Inhaltlich ergeben sich Beanstandungen häufig bei:

  • Exzisionen von Schleimhäuten,
  • Nachbehandlungen nach chirurgischen Eingriffen sowie bei
  • Behandlungen von Paradontopathien (PAR-Behandlungen).

Häufig bemängelt die KZV Fehler bei der Dokumentation, die allerdings oft rechtsfehlerhaft sind und gegen die der Zahnarzt vorgehen sollte. Die Rechtsprechung fordert für sachlich-rechnerische Honorarkürzungen wegen Verstoßes gegen die Dokumentationspflichten, dass die jeweilige Leistungsbeschreibung des BEMA die Art und Weise der Dokumentation ausdrücklich fordert. Dies ist selten der Fall.

10.2.2  Verfahren bei Honorarberichtigung bzw. -kürzung und Ausschlussfristen

Für die sachlich-rechnerische Richtigstellung gilt ebenso wie für die Wirtschaftlichkeitsprüfung mittlerweile eine zweijährige Ausschlussfrist. Zuständig für die sachlich-rechnerische Überprüfung ist – anders als bei der Wirtschaftlichkeitsprüfung, bei welcher die Prüfstelle zuständig ist – ausschließlich die KZV selbst. Gegen den Bescheid über die Honorarberichtigung bzw. -kürzung kann der Zahnarzt Widerspruch einlegen. Eine spezielle Widerspruchsstelle der KZV entscheidet über das Widerspruchsverfahren. Wird dem Bescheid durch die Widerspruchsstelle nicht abgeholfen, kann der Zahnarzt beim zuständigen Sozialgericht Klage erheben.

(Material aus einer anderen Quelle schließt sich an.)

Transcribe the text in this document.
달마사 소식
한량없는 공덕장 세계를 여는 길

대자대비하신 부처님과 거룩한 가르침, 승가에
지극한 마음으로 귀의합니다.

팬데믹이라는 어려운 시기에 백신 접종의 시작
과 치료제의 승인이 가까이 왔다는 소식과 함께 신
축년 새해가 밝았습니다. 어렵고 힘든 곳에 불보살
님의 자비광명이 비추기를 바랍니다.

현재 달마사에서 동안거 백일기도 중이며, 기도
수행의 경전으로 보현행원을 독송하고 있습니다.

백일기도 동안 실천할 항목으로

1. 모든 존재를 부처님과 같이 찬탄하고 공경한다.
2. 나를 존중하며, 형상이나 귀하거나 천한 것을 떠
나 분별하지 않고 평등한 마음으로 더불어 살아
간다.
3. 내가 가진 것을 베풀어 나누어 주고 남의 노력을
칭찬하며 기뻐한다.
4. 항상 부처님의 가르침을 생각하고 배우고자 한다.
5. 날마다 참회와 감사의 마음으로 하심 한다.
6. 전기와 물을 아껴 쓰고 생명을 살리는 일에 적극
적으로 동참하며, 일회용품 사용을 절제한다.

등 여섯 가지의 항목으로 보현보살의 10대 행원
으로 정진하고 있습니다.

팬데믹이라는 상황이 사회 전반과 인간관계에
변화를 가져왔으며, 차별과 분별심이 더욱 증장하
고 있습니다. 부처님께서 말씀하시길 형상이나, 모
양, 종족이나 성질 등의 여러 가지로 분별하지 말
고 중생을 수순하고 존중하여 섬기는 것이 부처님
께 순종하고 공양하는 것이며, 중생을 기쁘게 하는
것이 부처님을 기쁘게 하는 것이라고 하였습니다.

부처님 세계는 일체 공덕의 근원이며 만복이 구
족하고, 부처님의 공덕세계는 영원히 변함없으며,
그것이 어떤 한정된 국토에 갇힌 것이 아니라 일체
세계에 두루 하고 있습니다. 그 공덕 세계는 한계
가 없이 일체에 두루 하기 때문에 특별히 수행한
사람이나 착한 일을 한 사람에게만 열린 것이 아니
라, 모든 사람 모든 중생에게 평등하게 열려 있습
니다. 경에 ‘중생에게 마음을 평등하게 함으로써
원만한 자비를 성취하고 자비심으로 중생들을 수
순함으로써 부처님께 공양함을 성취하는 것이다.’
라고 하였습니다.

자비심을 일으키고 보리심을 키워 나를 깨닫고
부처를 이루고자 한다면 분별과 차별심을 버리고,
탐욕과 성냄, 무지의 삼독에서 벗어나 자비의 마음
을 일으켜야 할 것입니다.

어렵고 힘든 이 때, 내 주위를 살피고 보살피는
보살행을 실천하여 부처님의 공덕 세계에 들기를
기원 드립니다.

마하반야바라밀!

Erhebt die KZV den Vorwurf eines vorsätzlichen oder grob fahrlässigen Abrechnungsfehlers, darf die KZV ausgehend vom Einzelfall das Gesamthonorar schätzen. Oft führt dies zu sehr hohen Honorarkürzungen.

Praxistipp: Bei Verfahren wegen sachlich-rechnerischer Kürzung sollten Sie sich intensiv mit dem bemängelten Behandlungssachverhalt auseinandersetzen. Damit können Sie vermeiden, dass die KZV Ihnen Vorsatz oder grobe Fahrlässigkeit unterstellt. Dieser Vorwurf kann eine Schätzung der KZV bezogen auf das Gesamthonorar und damit hohe Rückforderungssummen oder sogar ein staatsanwaltschaftliches Ermittlungsverfahren wegen Abrechnungsbetrugs nach sich ziehen. Solche Ermittlungsverfahren können sich über Jahre hinziehen.